Mechanism-based discrete dislocation
plasticity is used to investigate the effect of size on micron scale
crystal plasticity under conditions of macroscopically homogeneous
deformation. Long-range interactions among dislocations are naturally
incorporated through elasticity. Constitutive rules are used which
account for key short-range dislocation interactions. These include
junction formation and dynamic source and obstacle creation.
Two-dimensional calculations are carried out which can handle high
dislocation densities and large strains up to 0.1. The focus is laid on
the effect of dimensional constraints on plastic flow and hardening
processes. Specimen dimensions ranging from hundreds of nanometers to
tens of microns are considered. Our findings show a strong
size-dependence of flow strength and work-hardening rate at the micron
scale.
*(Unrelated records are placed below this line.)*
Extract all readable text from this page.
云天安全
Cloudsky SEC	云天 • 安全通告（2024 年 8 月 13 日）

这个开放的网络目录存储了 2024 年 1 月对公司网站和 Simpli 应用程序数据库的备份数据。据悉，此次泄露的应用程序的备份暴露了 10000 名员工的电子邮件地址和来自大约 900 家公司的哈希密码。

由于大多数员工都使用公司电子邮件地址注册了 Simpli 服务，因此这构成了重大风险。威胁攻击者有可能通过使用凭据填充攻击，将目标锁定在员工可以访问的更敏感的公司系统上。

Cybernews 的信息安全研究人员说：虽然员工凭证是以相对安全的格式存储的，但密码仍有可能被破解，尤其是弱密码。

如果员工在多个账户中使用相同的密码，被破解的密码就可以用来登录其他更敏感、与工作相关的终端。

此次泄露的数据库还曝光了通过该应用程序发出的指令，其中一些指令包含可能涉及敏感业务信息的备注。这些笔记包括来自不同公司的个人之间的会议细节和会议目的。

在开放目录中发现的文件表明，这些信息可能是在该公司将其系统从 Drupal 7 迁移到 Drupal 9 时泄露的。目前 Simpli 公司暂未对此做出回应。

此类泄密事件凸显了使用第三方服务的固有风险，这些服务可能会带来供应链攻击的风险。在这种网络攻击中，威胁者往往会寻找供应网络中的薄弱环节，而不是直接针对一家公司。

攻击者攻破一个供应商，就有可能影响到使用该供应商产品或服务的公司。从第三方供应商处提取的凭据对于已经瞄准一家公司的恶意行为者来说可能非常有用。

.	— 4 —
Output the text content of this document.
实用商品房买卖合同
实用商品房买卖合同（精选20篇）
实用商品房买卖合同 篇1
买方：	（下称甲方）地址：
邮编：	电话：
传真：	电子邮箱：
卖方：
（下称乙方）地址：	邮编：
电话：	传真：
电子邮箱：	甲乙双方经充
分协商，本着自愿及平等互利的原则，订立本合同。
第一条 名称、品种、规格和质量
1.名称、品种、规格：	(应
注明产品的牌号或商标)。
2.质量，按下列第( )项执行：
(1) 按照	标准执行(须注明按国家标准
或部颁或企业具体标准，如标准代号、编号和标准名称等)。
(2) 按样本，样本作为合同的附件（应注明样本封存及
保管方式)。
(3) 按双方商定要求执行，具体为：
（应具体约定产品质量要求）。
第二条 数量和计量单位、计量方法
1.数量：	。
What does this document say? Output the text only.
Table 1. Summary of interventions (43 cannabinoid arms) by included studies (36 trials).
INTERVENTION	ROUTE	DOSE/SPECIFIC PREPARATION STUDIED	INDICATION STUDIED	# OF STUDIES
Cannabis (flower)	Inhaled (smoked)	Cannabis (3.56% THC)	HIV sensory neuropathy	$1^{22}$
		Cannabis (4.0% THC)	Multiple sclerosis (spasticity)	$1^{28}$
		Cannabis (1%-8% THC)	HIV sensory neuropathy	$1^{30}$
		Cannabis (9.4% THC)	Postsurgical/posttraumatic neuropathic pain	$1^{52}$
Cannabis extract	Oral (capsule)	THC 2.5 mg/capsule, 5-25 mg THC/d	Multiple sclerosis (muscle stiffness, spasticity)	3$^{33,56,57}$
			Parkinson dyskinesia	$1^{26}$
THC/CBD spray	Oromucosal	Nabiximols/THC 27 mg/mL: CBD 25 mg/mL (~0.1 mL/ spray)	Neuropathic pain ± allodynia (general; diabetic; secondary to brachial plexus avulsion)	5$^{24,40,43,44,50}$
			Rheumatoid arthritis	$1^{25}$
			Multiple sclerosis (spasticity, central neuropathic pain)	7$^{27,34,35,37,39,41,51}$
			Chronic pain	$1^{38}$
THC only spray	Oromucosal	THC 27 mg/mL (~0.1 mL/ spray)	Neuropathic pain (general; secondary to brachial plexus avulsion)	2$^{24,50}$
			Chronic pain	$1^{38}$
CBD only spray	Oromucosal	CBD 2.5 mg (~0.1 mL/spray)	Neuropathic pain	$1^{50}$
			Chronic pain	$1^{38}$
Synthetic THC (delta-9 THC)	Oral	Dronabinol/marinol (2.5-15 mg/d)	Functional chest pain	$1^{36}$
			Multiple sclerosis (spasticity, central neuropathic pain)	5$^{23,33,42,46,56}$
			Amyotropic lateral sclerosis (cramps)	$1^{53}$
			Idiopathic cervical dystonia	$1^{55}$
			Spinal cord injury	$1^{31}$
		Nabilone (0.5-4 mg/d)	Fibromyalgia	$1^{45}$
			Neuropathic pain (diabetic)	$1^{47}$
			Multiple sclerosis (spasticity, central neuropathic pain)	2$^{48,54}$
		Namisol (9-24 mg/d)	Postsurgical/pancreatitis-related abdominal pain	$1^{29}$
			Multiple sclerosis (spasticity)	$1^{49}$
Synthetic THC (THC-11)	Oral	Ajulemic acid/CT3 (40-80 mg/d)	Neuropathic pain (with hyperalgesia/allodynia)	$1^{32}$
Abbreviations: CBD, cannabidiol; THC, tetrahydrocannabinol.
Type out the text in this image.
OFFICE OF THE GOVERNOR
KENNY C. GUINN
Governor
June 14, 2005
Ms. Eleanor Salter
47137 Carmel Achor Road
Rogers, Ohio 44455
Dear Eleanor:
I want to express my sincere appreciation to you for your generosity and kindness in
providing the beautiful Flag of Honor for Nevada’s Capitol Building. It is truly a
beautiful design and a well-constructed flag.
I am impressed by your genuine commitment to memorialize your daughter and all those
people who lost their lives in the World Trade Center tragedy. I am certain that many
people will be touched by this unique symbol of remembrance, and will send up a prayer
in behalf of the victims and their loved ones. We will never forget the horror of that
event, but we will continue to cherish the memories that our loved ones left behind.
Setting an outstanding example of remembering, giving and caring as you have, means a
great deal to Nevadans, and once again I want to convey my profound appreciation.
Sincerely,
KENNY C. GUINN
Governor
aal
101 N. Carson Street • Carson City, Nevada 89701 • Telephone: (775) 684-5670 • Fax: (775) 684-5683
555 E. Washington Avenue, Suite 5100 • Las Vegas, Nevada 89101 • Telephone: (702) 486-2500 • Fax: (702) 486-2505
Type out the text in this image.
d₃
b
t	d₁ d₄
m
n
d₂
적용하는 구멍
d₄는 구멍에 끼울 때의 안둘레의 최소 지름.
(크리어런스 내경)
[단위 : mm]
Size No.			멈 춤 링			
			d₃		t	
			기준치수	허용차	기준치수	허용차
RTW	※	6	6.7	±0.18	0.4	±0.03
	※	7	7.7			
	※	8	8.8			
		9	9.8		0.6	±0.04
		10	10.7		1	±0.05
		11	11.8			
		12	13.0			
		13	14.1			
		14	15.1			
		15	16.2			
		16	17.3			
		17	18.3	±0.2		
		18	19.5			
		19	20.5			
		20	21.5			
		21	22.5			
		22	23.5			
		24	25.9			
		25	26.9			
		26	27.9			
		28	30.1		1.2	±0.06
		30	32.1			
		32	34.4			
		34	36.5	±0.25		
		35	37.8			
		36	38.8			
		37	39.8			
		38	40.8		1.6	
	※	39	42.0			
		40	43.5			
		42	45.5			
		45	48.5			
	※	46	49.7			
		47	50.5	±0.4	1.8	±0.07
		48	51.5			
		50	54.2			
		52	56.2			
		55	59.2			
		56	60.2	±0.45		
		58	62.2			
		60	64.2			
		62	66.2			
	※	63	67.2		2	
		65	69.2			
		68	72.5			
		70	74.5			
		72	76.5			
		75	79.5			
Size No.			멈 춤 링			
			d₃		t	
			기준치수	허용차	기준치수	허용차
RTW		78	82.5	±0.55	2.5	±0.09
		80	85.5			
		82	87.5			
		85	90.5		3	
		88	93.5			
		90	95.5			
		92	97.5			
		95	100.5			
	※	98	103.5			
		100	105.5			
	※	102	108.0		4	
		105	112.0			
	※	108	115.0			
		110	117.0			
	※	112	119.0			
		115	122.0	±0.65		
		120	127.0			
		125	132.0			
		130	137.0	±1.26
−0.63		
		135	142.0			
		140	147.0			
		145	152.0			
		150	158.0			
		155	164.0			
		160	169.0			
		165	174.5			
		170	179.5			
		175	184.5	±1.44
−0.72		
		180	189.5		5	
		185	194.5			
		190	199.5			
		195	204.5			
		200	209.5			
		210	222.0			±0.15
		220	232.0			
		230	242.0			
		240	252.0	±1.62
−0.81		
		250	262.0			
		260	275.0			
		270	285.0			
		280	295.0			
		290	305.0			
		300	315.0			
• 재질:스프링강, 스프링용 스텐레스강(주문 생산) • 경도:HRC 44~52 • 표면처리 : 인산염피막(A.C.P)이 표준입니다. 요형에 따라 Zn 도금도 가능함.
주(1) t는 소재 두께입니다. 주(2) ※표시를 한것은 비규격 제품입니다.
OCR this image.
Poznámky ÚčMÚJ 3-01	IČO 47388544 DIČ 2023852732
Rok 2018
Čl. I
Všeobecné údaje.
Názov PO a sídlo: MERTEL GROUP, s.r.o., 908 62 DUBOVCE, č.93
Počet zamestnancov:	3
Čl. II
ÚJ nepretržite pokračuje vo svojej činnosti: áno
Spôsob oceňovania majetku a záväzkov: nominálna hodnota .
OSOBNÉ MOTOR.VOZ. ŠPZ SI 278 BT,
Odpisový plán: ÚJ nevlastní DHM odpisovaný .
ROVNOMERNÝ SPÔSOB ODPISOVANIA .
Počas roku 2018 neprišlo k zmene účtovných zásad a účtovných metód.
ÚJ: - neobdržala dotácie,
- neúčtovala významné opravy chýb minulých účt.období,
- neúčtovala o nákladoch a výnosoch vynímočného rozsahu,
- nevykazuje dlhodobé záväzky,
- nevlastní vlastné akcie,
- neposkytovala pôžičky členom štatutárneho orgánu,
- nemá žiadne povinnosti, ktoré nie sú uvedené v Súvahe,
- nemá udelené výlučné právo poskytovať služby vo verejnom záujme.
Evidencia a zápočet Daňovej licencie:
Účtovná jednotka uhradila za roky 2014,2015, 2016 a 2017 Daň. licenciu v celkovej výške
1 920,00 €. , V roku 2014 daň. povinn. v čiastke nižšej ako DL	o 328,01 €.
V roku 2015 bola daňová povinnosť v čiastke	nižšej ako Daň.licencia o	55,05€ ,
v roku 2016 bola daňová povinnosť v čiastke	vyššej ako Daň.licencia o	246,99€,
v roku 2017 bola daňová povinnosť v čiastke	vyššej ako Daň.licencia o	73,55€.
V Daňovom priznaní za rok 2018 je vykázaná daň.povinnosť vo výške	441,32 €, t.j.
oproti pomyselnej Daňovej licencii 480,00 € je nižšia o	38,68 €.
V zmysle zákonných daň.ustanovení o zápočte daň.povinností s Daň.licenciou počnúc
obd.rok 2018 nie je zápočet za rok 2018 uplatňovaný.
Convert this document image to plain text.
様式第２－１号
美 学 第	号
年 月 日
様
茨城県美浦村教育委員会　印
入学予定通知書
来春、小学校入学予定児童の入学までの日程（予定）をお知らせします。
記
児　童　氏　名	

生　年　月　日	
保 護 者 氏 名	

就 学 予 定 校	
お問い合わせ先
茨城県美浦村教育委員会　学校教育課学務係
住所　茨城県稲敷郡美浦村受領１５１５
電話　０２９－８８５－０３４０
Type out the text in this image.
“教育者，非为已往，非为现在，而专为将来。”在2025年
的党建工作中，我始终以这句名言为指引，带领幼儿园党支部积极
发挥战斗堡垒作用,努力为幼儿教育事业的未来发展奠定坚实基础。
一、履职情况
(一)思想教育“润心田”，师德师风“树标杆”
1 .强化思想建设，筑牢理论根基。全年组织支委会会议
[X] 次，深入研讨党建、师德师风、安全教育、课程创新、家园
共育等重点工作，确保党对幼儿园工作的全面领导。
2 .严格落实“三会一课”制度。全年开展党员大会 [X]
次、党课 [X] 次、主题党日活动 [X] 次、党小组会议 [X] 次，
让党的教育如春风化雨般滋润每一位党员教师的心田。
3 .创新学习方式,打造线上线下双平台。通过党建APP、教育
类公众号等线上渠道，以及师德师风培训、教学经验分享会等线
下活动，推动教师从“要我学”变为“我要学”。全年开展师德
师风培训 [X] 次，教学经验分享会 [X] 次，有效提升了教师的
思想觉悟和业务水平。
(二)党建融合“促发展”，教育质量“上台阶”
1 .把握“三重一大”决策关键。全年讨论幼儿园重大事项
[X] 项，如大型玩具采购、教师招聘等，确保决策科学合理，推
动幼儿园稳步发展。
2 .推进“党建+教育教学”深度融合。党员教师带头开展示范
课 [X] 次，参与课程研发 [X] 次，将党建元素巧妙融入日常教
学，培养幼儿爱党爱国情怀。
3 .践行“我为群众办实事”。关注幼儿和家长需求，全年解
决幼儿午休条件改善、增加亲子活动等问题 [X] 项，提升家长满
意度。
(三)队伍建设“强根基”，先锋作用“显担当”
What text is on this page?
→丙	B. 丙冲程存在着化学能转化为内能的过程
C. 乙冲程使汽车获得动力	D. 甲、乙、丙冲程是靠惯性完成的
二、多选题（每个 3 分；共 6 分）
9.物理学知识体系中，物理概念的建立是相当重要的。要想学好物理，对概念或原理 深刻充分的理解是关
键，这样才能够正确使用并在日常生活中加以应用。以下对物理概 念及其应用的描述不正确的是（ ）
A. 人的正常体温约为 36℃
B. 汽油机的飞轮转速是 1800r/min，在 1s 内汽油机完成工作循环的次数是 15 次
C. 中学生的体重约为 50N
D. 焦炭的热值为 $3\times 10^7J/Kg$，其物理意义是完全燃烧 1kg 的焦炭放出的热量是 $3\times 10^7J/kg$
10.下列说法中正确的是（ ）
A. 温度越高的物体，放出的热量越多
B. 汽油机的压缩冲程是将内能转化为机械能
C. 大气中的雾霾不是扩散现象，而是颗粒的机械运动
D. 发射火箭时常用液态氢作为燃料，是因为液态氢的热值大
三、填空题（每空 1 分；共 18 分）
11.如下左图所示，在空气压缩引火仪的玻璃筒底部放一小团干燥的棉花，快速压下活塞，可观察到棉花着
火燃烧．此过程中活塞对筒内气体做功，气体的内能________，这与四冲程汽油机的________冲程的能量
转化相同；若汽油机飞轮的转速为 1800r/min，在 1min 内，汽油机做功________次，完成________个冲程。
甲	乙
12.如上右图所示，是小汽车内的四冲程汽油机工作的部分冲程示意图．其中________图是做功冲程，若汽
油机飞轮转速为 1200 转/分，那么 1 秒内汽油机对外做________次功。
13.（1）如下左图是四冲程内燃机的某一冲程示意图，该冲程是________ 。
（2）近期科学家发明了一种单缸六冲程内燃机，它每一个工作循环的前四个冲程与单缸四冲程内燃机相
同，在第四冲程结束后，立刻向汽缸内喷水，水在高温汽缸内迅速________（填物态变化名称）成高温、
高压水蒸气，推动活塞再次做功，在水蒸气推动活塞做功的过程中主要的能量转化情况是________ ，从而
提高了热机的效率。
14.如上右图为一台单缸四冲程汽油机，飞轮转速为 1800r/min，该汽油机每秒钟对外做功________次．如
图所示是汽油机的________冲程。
Taylor-like hardening is shown to be insufficient as a rationale
for the flow stress scaling with specimen dimensions. The predicted
size effect is associated with the emergence, at sufficient resolution,
of a signed dislocation density. Heuristic correlations between
macroscopic flow stress and macroscopic measures of dislocation density
are sought. Most accurate among those is a correlation based on two
state variables: the total dislocation density and an effective,
scale-dependent measure of signed density.

Published in J Mech Phys Solids Vol 56, Issue 1, January 2008, pages 132--156.